Uribe Vélez pisoteó la dignidad de amplios sectores sociales y políticos de Colombia durante sus ocho largos años de gobierno (2002-2010). Desconoció sus derechos, abusó de la primera magistratura para beneficio personal e impuso a como dé lugar sus arbitrarios procedimientos al mejor estilo de los dictadores tropicales.

La corrupción y el atropello fueron notas predominantes de su malhadado mandato, gracias a esas vías logró comprar a buena parte del Congreso de la República y desconocer la institucionalidad para imponer sus condiciones y caprichos.

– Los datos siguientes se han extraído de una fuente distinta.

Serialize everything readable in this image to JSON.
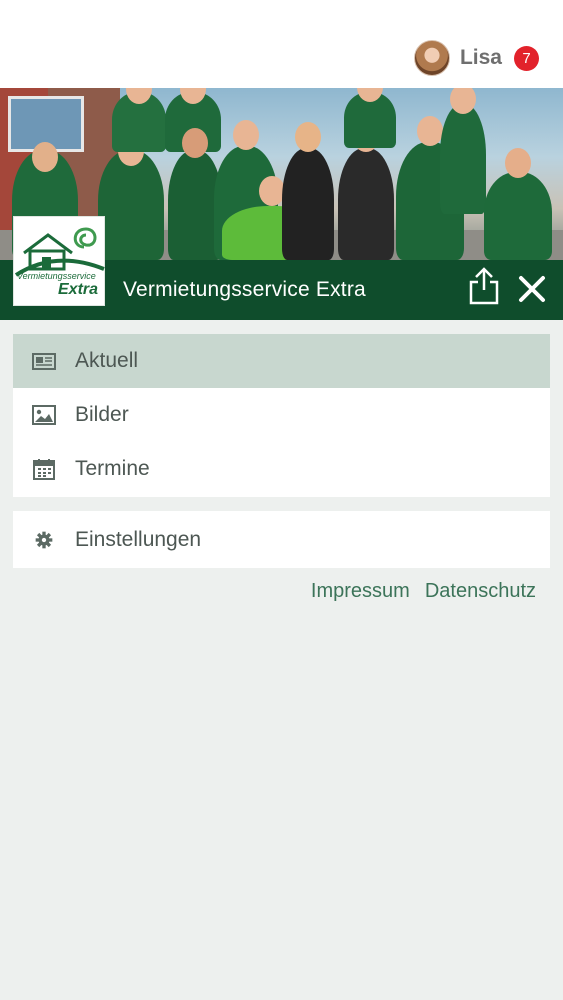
{
  "header": {
    "user_name": "Lisa",
    "notification_count": "7"
  },
  "brand": {
    "title": "Vermietungsservice Extra",
    "logo_small_text": "Vermietungsservice",
    "logo_large_text": "Extra",
    "accent_color": "#0f4d2c"
  },
  "menu": {
    "items": [
      {
        "label": "Aktuell",
        "icon": "newspaper-icon",
        "active": true
      },
      {
        "label": "Bilder",
        "icon": "image-icon",
        "active": false
      },
      {
        "label": "Termine",
        "icon": "calendar-icon",
        "active": false
      }
    ],
    "settings": {
      "label": "Einstellungen",
      "icon": "gear-icon"
    }
  },
  "footer": {
    "links": [
      "Impressum",
      "Datenschutz"
    ]
  }
}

En los dos cuatrienios del gobierno Uribe, Colombia quedó sumida en la condición de “banana republic”. Utilizó todo tipo de prácticas, artimañas, componendas y artificios para torcer la Constitución y la ley. Su autocracia dio para todo: sobornó congresistas para comprar su reelección en 2006 (el escándalo de la “yidispolítica”); prohijó y fue cómplice del narcoparamilitarismo que llegó a controlar prácticamente el órgano legislativo; puso al servicio de los paramilitares el Departamento Administrativo de Seguridad (DAS), institución además que le sirvió de instrumento para interceptar los teléfonos y celulares de dirigentes de oposición, periodistas, defensores de derechos humanos, magistrados y jueces, a quienes simultáneamente se les montó operaciones de inteligencia y seguimiento por considerarlos cómplices del “terrorismo”; fue proclive con los congresistas vinculados con la “parapolítica”, los cuales en su gran mayoría, eran sus amigos y aliados; violó la soberanía de Venezuela (secuestro del guerrillero Rodrigo Granda) y Ecuador (ataque del campamento de Raúl Reyes) en su guerra contra las Farc, en la que impuso su criterio de que “todo vale”, con tal de acabarlas; forzó a los militares a cometer delitos de lesa humanidad como los mal denominados “falsos positivos” para poder mostrar resultados en su estrategia bandera que denominó “Seguridad Democrática”; impulsó la delación entre ciudadanos generando un clima de crispación social; amnistió a 30 mil paramilitares y embolató las pruebas de los crímenes cometidos, extraditando a sus jefes a los Estados Unidos; entregó en forma desvergonzada la soberanía nacional al gobierno de Washington, al ofrecer por lo menos siete bases militares colombianas para uso del Comando Sur; y para completar, en el ámbito familiar, supo con habilidad favorecer a sus hijos mediante el negociado de una zona franca.